Negli ultimi giorni è diventato virale un testo attribuito a Clint Eastwood. Probabilmente non è mai stato pronunciato. Eppure milioni di persone hanno scelto di credergli; forse perché nessun altro incarna, nel nostro immaginario, la forza, l’indipendenza e la capacità di attraversare la vita come Clint Eastwood. Vederlo oggi novantaseienne ci costringe a confrontarci con una verità che preferiamo tenere ai margini: anche gli invincibili invecchiano.
Viviamo in una società che celebra la longevità, ma fatica profondamente a guardare la vecchiaia.
Ci congratuliamo con chi raggiunge novant’anni o addirittura il secolo di vita, come se il semplice trascorrere del tempo fosse di per sé una vittoria. Molto più raramente, però, ci fermiamo a domandarci che cosa significhi davvero abitare un corpo così vecchio.

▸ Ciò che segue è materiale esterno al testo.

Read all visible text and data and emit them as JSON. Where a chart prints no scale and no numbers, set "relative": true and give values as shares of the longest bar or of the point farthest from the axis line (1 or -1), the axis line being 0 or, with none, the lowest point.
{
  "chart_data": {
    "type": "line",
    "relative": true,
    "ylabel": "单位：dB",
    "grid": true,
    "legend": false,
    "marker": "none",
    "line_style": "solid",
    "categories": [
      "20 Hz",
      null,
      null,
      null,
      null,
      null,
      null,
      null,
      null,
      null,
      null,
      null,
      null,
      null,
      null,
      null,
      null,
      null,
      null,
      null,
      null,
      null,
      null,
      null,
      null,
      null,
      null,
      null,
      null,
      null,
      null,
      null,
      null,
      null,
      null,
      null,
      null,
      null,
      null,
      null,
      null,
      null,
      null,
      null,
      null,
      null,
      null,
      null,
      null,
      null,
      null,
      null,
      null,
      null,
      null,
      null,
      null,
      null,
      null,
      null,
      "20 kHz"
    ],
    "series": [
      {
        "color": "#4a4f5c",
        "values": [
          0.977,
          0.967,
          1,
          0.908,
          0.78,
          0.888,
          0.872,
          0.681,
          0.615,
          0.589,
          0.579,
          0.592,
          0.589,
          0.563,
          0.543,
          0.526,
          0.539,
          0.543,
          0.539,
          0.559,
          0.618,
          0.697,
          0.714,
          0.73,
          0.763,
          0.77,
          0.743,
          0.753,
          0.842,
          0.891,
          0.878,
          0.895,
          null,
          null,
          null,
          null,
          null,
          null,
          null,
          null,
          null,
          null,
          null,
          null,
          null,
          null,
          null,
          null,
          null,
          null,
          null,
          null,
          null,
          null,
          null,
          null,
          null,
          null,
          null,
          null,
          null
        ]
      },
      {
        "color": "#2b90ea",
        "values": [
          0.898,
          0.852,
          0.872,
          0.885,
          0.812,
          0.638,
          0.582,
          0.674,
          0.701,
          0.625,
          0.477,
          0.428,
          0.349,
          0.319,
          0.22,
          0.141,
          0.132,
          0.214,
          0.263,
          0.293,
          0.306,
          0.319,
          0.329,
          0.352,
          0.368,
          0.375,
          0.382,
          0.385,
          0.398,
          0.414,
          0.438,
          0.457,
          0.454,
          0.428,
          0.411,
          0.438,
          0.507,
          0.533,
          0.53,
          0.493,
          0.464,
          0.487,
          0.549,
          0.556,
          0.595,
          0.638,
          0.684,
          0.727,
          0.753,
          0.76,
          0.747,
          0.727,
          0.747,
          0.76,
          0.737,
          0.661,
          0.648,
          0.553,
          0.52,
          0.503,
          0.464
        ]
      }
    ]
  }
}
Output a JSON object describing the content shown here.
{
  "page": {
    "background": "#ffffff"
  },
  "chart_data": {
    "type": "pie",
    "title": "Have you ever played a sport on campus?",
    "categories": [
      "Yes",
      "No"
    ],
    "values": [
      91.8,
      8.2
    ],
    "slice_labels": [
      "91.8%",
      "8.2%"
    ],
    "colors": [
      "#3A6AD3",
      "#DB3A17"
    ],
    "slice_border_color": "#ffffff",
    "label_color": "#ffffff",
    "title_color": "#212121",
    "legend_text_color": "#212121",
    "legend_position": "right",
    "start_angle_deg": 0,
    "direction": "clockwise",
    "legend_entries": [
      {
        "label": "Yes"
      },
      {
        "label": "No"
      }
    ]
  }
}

La vecchiaia estrema non è soltanto un elenco di acciacchi, ma un cambiamento radicale del modo di stare nel mondo. Il corpo rallenta, i movimenti diventano più prudenti, le energie diminuiscono. Anche ciò che per anni è stato automatico può richiedere uno sforzo inatteso. Ma il peso più grande, spesso, non è quello fisico, bensì la progressiva riduzione del proprio mondo. Gli amici muoiono. Muoiono anche le sorelle e i fratelli. Le persone che conoscevano la nostra storia diminuiscono, il telefono squilla meno e le occasioni di sentirsi necessari diventano sempre più rare.